Si resta in attesa di notizie da parte del Governo sulla prossima riforma delle pensioni: mentre la Quota 100 sembra ormai certa, per la Quota 41 potrebbe volerci un po’ di più.

Riforma pensioni: Salvini punta tutto sulla Quota 100, ancora attesa per la Quota 41

Tra gli interventi più attesi dal nuovo Governo c’è sicuramente la riforma delle pensioni.

Non è infatti un mistero che uno dei cavalli di battaglia di Lega e M5S nell’ultima campagna elettorale sia stato proprio il punto relativo al tema previdenziale, con i due partiti d’accordo sulla necessità di superare la Legge Fornero che dal 2011 ha alzato i requisiti per il pensionamento.

Sono molti i lavoratori che ora aspettano risposte dal Governo guidato dal premier Conte: come già ampiamente trapelato nelle scorse settimane la soluzione che dovrebbe essere approntata nella prossima Legge di Stabilità sembra essere l’introduzione della Quota 100, che consentirebbe a chi ha raggiunto i 64 anni di età e i 36 di contributi di andare in pensione. Occorrerà invece aspettare di più per la Quota 41 per tutti, la misura che consente la pensione anticipata dei cosiddetti lavoratori precoci. Brutte notizie anche per quanto riguarda l’Ape sociale.

Salvini punta sulla Quota 100

Che la Quota 100 si farà sembra sempre più una notizia certa. A ribadirlo è stato proprio il Ministro dell’Interno Matteo Salvini che, intervenuto alla trasmissione Porta a Porta, ha sottolineato ancora una volta la priorità della misura, mettendo per ora in attesa invece la Quota 41 per tutti (ossia la possibilità di uscire con 41 anni di contributi indipendentemente dall’età anagrafica).

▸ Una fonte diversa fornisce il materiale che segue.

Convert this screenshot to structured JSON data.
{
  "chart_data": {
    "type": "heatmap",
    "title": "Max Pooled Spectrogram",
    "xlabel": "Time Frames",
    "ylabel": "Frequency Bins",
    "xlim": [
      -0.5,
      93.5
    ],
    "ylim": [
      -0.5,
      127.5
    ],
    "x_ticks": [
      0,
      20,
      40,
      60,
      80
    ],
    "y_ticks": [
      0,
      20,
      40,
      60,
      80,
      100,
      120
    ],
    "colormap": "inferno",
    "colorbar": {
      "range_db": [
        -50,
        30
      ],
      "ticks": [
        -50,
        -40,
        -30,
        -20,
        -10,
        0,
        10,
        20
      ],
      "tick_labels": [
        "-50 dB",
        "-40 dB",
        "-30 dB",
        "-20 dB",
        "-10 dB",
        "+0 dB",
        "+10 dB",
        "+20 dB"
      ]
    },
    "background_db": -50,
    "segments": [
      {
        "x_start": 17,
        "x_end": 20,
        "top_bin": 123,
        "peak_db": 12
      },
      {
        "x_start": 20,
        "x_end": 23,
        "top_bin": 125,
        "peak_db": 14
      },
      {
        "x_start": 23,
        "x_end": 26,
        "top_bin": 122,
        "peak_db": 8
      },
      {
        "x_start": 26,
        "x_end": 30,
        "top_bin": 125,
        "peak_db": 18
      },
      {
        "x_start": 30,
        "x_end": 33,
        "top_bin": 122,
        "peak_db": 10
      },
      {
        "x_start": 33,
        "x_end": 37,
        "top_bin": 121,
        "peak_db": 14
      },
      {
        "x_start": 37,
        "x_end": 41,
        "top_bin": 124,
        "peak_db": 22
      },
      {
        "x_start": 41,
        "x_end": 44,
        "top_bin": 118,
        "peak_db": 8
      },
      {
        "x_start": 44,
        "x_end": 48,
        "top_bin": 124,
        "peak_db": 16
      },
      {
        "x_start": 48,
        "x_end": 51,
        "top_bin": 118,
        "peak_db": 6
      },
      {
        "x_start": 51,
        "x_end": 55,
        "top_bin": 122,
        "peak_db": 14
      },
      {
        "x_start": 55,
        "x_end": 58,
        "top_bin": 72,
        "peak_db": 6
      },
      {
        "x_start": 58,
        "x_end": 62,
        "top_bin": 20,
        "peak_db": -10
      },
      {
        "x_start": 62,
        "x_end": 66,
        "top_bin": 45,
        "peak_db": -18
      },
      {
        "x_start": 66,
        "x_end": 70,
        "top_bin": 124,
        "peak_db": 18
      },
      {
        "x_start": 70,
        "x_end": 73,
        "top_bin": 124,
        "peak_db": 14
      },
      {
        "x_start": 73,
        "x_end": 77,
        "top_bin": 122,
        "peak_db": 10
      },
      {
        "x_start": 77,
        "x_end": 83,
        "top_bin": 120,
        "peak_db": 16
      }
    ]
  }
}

La riforma delle pensioni dovrebbe quindi essere strutturata in due parti, una che prenderà il via con la prossima Legge di Bilancio facendo diventare la Quota 100 realtà già a partire da gennaio 2019, e l’altra per il momento posticipata che riguarderà la Quota 41.

Dal 2019 dunque sarà possibile andare in pensione con almeno 64 anni di età e 36 di contributi, come promesso più di una volta da Salvini.

Sacrificata l’Ape sociale

Le notizie non sono però tutte positive. Come già ipotizzato più di una volta, dunque, le coperture economiche necessarie per finanziare la Quota 100 verranno trovate anche sacrificando l’Ape sociale, la misura di pensione anticipata attualmente vigente destinata a determinate categorie di lavoratori in difficoltà.

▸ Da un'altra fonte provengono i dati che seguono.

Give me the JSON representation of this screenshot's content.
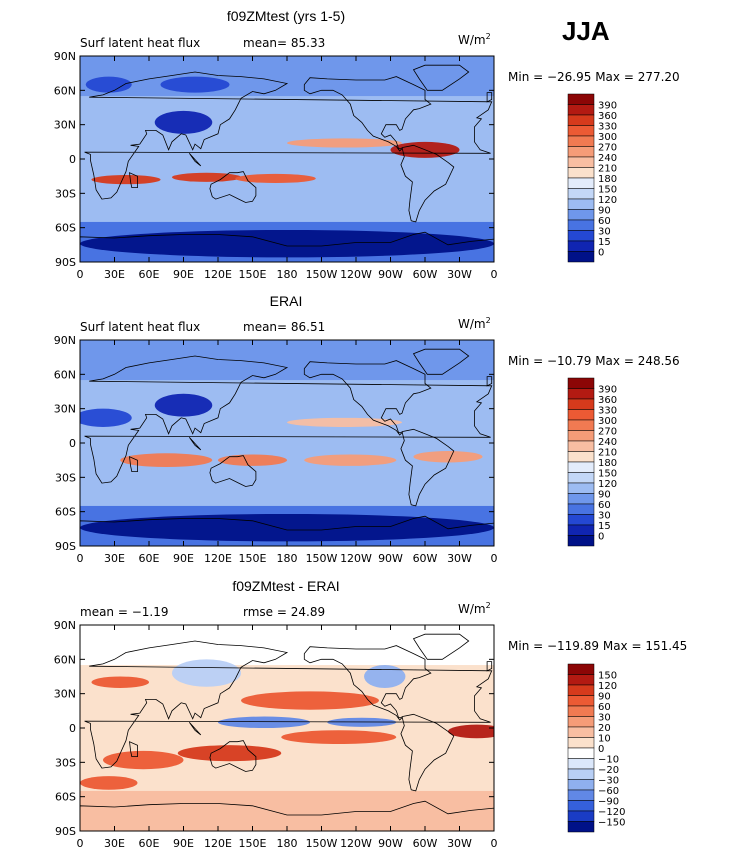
{
  "season": "JJA",
  "panels": [
    {
      "title": "f09ZMtest (yrs 1-5)",
      "left_label": "Surf latent heat flux",
      "mean_text": "mean=  85.33",
      "rmse_text": "",
      "units": "W/m",
      "units_sup": "2",
      "minmax": "Min = −26.95 Max = 277.20",
      "colorbar_labels": [
        "390",
        "360",
        "330",
        "300",
        "270",
        "240",
        "210",
        "180",
        "150",
        "120",
        "90",
        "60",
        "30",
        "15",
        "0"
      ],
      "colorbar_colors": [
        "#8c0606",
        "#b31a12",
        "#d63a1c",
        "#ec5a34",
        "#f17a52",
        "#f59c78",
        "#f8bea2",
        "#fbe1cc",
        "#e3ecfb",
        "#c3d7f7",
        "#9dbcf2",
        "#6f97eb",
        "#4873e2",
        "#2448d3",
        "#1025b2",
        "#001188"
      ]
    },
    {
      "title": "ERAI",
      "left_label": "Surf latent heat flux",
      "mean_text": "mean=  86.51",
      "rmse_text": "",
      "units": "W/m",
      "units_sup": "2",
      "minmax": "Min = −10.79 Max = 248.56",
      "colorbar_labels": [
        "390",
        "360",
        "330",
        "300",
        "270",
        "240",
        "210",
        "180",
        "150",
        "120",
        "90",
        "60",
        "30",
        "15",
        "0"
      ],
      "colorbar_colors": [
        "#8c0606",
        "#b31a12",
        "#d63a1c",
        "#ec5a34",
        "#f17a52",
        "#f59c78",
        "#f8bea2",
        "#fbe1cc",
        "#e3ecfb",
        "#c3d7f7",
        "#9dbcf2",
        "#6f97eb",
        "#4873e2",
        "#2448d3",
        "#1025b2",
        "#001188"
      ]
    },
    {
      "title": "f09ZMtest - ERAI",
      "left_label": "mean =   −1.19",
      "mean_text": "",
      "rmse_text": "rmse =  24.89",
      "units": "W/m",
      "units_sup": "2",
      "minmax": "Min = −119.89 Max = 151.45",
      "colorbar_labels": [
        "150",
        "120",
        "90",
        "60",
        "30",
        "20",
        "10",
        "0",
        "−10",
        "−20",
        "−30",
        "−60",
        "−90",
        "−120",
        "−150"
      ],
      "colorbar_colors": [
        "#8c0606",
        "#b31a12",
        "#d63a1c",
        "#ec5a34",
        "#f17a52",
        "#f59c78",
        "#f8bea2",
        "#fbe1cc",
        "#ffffff",
        "#dbe7fa",
        "#b8cff5",
        "#8fb0ef",
        "#6188e6",
        "#3560dc",
        "#1a3cc5",
        "#001188"
      ]
    }
  ],
  "axes": {
    "y_ticks": [
      "90N",
      "60N",
      "30N",
      "0",
      "30S",
      "60S",
      "90S"
    ],
    "x_ticks": [
      "0",
      "30E",
      "60E",
      "90E",
      "120E",
      "150E",
      "180",
      "150W",
      "120W",
      "90W",
      "60W",
      "30W",
      "0"
    ]
  },
  "chart_data": [
    {
      "type": "heatmap",
      "title": "f09ZMtest (yrs 1-5)",
      "variable": "Surf latent heat flux",
      "units": "W/m2",
      "mean": 85.33,
      "min": -26.95,
      "max": 277.2,
      "levels": [
        0,
        15,
        30,
        60,
        90,
        120,
        150,
        180,
        210,
        240,
        270,
        300,
        330,
        360,
        390
      ],
      "xlim": [
        0,
        360
      ],
      "ylim": [
        -90,
        90
      ]
    },
    {
      "type": "heatmap",
      "title": "ERAI",
      "variable": "Surf latent heat flux",
      "units": "W/m2",
      "mean": 86.51,
      "min": -10.79,
      "max": 248.56,
      "levels": [
        0,
        15,
        30,
        60,
        90,
        120,
        150,
        180,
        210,
        240,
        270,
        300,
        330,
        360,
        390
      ],
      "xlim": [
        0,
        360
      ],
      "ylim": [
        -90,
        90
      ]
    },
    {
      "type": "heatmap",
      "title": "f09ZMtest - ERAI",
      "units": "W/m2",
      "mean": -1.19,
      "rmse": 24.89,
      "min": -119.89,
      "max": 151.45,
      "levels": [
        -150,
        -120,
        -90,
        -60,
        -30,
        -20,
        -10,
        0,
        10,
        20,
        30,
        60,
        90,
        120,
        150
      ],
      "xlim": [
        0,
        360
      ],
      "ylim": [
        -90,
        90
      ]
    }
  ]
}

La società di ricerca Tabula, a tal proposito, ha evidenziato come questa soluzione vada a penalizzare i più svantaggiati come ad esempio i disoccupati 63enni che hanno 30 anni di contributi (36 per alcune categorie):

«Il non rinnovo dell’Ape sociale impedirebbe a questi lavoratori di accedere al pensionamento a 63 anni, anche con contributi molto inferiori ai 41 anni, e dovrebbero attendere la pensione di vecchiaia a 67 anni».

In ogni caso qualsiasi intervento dovrà essere ben oculato, come ha sottolineato anche il governatore di Bankitalia, Ignazio Visco:

«Interventi mirati, volti a ridurre specifiche rigidità, sono possibili, alcuni sono già stati effettuati in passato, ma vanno sempre adeguatamente compensati in modo da assicurare l’equilibrio attuariale del sistema pensionistico».